Gertrude Jekyll (November 29, 1843 – December 8, 1932), although not formally trained as a gardener, was one of the most influential horticulturists of the last 200 years. Her work helped define the English garden as an art form appreciative of color, plant correlation, and informal, ever-changing structures.
Many years ago I came to the conclusion that in all flower borders it is better to plant in long rather than block-shaped patches. It not only has a more pictorial effect, but a thin long planting does not leave an unsightly empty space when the flowers are done and the leaves have perhaps died down. The word ‘drift’ conveniently describes the shape I have in mind.
Colour Schemes for the Flower Garden is one of the most important of Jekyll’s more than fifteen books, all detailing her own attempts and learnings at gardening in a hands-on, close-up view of her personal skills and preferences. This made her writing more appealing and popular than other prevailing gardening books.
Jekyll structures Colour Schemes for the Flower Garden, published in 1914, by the season —like Oxford gardener Robin Lane Fox, who also structured his more technical but equally delicious gardening book.
By season makes practical sense, you see, gardeners have a unique relationship with time, both ruled by its dictations and striving to exist independently. Novelist Penelope Lively called gardening “beyond the dictation of time.” Time is everything (even though when gardening, we often step outside its tyranny.)
Garden time is measured not by dates or weeks but by events: the first magnolia bloom, the upward thrust of the clematis, when to prune the jasmine. Time can expend abruptly and exhaustively—American poet Mary Oliver noticed in her last collection of poems “The fire in leaf and grass so green it seems each summer the last summer”—or time can graciously repeat itself gloriously. In between time, there is ever more time. 1
When the spring flowers are done, and before the full June days came with the great flag irises and the perennial lupins, there is a kind of mid-season. If it can be given a space of ground it will be well bestowed. I have a place I call the Hidden Garden because it is in a corner that might so easily be overlooked if one did not know where to find it.
Jekyll, like many gardeners who keep to themselves, seemed like someone who hid in plain sight. There has always been a bit of mystery about her. Like the legend that she focused on color because her eyesight was failing. Or the whisper that when asked to sit for painter William Nicholson she declined due to her later-in-life obesity. Nicholson, taking inspiration from van Gogh, who once drew his shoes after walking across London, painted Miss Jekyll’s gardening shoes.
Beyond the lawn and a belt of Spanish chestnut I have a little cottage that is known as the Hut. I lived in it for two years while my house was building, and may possibly live in it again for the sake of replenishing an over-drained exchequer, if the ideal well-to-do invalid flower-lover or some very quiet summer tenant, to whom alone I could consent to surrender my dear home for a few weeks, should be presented by kind Providence.

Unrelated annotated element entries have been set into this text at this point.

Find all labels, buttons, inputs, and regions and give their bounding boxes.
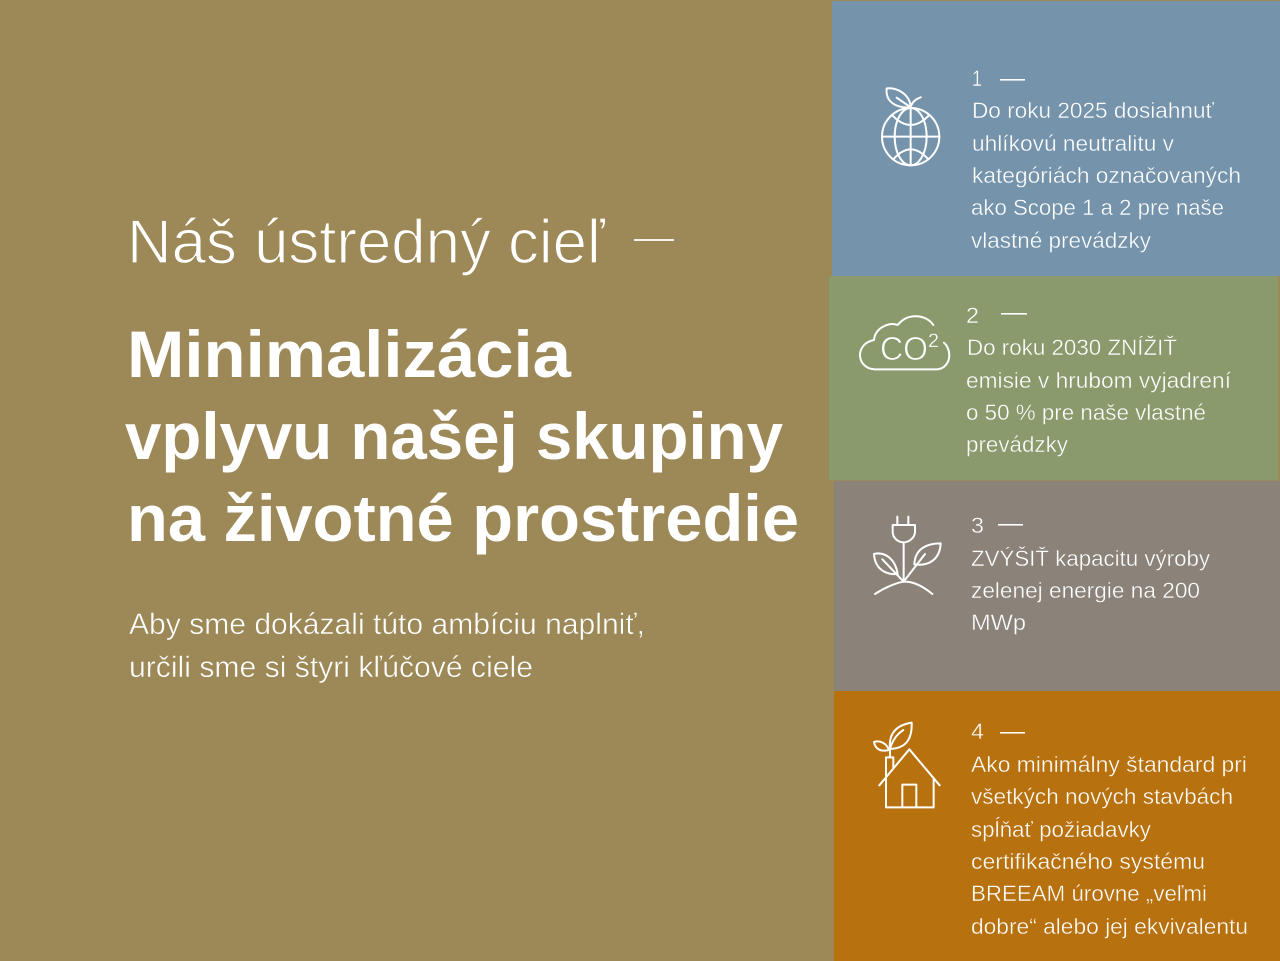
goal 2 text: o 50 % pre naše vlastné: [966, 400, 1206, 425]
icon: apple globe: [882, 88, 939, 165]
goal 4 text: certifikačného systému: [971, 849, 1205, 874]
goal 2 number: 2: [966, 303, 979, 328]
goal 2 text: emisie v hrubom vyjadrení: [966, 368, 1232, 393]
goal 3 text: zelenej energie na 200: [971, 578, 1200, 603]
goal 4 text: všetkých nových stavbách: [971, 784, 1233, 809]
goal 1 text: kategóriách označovaných: [972, 163, 1241, 188]
panel: goal 1: [832, 1, 1280, 276]
goal 1 number: 1: [972, 66, 982, 91]
goal 1 number: [972, 66, 1025, 91]
goal 2 text: [966, 335, 1232, 457]
left intro block: [125, 208, 799, 684]
goal 4 text: dobre“ alebo jej ekvivalentu: [971, 914, 1248, 939]
goal 2 number: [966, 303, 1027, 328]
goal 3 text: MWp: [971, 610, 1026, 635]
panel: goal 4: [834, 691, 1280, 961]
main heading: na životné prostredie: [127, 481, 799, 555]
goal 4 number: 4: [971, 719, 984, 744]
main heading: Minimalizácia: [127, 317, 572, 391]
icon: CO2 cloud: [860, 316, 949, 369]
subtitle: určili sme si štyri kľúčové ciele: [129, 651, 533, 684]
goal 4 number: [971, 719, 1025, 744]
subtitle: [129, 608, 645, 684]
goal 4 text: BREEAM úrovne „veľmi: [971, 881, 1207, 906]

Reality is that despite having a few close gardening friends like fellow gardener William Robinson and architect Edwin Lutyens, Jekyll was most at home in the garden. Not in London society, not when writing about herself, but when expressing herself and artistic talents through her love of gardening. Nourishing that inner space through gardening as psychoanalyst/gardener Sue Stuart-Smith explores in her visionary study of gardening and mental health.
That Jekyll happened to write at all is, as she might say, a gift of Providence.
You might wonder why I included a century-old gardening book on this Site. I believe anyone who popularizes words like “drift” in relation to physical space and asks quietly for moments of contemplation deserves to be widely-read.
Gertrude Jekyll’s Colour Schemes for the Flower Garden exudes that rare quality of someone who loves what they do and writes about it carefully, expertly, and in a beckoning manner. Her work belongs in a cluster of blooms with director Sidney Lumet’s Making Movies, Stephen Fry’s warm, inspiring guide to reading and writing poetry, and certainly Rachel Carson’s Sense of Wonder.